Чудесно. Она хотела разрядить обстановку.
Блестящая. Попытка.
— Ну, тела же… — Он прокашлялся. — Знаешь, они гниют.
— Хм, аргумент.
— Хотя, каким, по-моему, кошмаром, может обернуться загробная жизнь? Я боюсь зомби-апокалипсиса. — Он взялся за ложку и начал есть, не отпуская ее свободную руку. — Тогда будет паршиво. Ты отбросишь копыта, а потом будешь бродить по земле, пожизненно застряв на диете Аткинса.
Она подняла ложку, останавливая его.
— Так, подожди… смотри, ты просто будешь голодным, да? И если найдешь людей для еды, то, знаешь, зомби живется не так и плохо.

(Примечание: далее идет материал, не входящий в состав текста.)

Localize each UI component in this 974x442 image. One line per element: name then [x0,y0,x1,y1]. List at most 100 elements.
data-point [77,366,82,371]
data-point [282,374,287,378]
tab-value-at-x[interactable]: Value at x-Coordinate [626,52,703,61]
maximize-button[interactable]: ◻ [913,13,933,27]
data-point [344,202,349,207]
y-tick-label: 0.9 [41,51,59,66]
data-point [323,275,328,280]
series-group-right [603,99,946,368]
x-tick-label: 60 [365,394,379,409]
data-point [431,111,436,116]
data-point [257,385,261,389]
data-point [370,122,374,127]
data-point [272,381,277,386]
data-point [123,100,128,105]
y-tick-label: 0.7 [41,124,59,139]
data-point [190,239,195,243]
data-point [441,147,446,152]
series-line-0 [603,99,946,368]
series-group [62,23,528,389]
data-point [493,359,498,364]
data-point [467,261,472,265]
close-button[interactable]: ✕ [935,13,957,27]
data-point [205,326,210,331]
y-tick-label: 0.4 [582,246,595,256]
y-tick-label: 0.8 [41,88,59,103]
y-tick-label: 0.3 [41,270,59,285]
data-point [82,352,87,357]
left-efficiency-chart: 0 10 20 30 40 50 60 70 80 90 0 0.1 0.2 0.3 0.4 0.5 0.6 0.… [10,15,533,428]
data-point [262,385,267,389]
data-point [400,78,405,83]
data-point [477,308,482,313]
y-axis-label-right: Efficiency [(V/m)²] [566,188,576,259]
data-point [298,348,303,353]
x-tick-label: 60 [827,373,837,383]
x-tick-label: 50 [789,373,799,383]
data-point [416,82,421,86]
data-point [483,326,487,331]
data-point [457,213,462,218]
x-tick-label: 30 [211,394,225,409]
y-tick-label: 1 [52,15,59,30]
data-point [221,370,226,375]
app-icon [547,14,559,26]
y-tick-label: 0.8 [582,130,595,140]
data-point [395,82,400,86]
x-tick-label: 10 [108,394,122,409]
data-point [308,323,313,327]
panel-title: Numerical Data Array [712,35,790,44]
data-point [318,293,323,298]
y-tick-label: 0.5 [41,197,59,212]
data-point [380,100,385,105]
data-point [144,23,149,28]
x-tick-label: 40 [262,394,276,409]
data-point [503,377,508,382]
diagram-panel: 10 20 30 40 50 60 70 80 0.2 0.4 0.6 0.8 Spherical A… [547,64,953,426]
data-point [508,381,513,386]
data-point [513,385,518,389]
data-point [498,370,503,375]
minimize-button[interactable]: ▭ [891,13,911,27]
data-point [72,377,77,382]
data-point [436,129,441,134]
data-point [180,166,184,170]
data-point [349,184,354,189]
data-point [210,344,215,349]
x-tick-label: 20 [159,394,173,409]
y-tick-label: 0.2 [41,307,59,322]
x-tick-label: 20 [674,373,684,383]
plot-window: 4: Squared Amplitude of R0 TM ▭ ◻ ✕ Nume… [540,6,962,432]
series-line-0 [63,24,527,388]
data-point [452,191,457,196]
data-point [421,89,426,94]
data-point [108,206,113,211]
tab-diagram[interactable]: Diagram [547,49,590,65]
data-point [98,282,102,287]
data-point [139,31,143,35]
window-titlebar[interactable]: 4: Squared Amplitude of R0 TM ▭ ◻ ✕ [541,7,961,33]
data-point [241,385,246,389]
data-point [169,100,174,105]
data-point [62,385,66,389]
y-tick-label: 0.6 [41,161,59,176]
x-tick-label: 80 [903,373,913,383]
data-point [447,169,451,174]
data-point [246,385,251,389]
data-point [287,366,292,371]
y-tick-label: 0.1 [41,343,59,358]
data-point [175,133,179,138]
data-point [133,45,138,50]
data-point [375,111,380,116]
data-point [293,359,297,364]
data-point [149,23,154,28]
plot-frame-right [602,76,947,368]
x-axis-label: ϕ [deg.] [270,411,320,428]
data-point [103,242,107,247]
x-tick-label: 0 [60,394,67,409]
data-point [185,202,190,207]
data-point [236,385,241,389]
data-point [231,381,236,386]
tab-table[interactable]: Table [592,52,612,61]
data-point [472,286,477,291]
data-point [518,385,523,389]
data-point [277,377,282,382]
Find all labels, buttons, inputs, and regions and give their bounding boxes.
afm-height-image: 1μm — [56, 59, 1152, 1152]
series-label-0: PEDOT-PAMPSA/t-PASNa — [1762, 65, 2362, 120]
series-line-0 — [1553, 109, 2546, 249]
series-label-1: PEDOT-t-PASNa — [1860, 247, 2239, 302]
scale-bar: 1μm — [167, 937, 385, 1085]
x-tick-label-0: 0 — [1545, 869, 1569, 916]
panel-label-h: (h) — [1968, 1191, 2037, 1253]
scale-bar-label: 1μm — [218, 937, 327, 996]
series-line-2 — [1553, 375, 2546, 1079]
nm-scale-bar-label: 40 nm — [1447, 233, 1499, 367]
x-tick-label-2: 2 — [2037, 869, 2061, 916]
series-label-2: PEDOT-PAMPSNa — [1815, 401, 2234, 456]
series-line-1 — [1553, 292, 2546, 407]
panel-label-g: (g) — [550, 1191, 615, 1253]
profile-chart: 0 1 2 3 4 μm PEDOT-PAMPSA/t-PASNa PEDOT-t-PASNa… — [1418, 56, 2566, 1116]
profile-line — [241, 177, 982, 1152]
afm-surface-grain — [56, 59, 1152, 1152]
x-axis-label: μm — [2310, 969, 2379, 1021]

— А если нижняя половина лица отвалится? Как будешь питаться без челюсти? Тогда ты будешь испытывать постоянный голод, который не сможешь утолить. Полный отстой.
— Трубочки.
— Что?
— Просто нужны трубочки.
— Бедро через трубочку не употребишь.
— И блендер. Трубочки и блендер. Тогда все шикарно.
Трэз взорвался от громкого хохота, удивительно, как он не разбудил половину особняка.
— О, Боже, это ненормально. — Он наклонился, целуя ее. — Полный бред.
Внезапно, Селена тоже расплылась в улыбке… такой, что заныли щеки.
— Абсолютный. Это называется «театр абсурда»?
— Ага. Особенно если мы продолжим прикалываться. — Трэз помрачнел. — И хорошо, если ты не хочешь идти.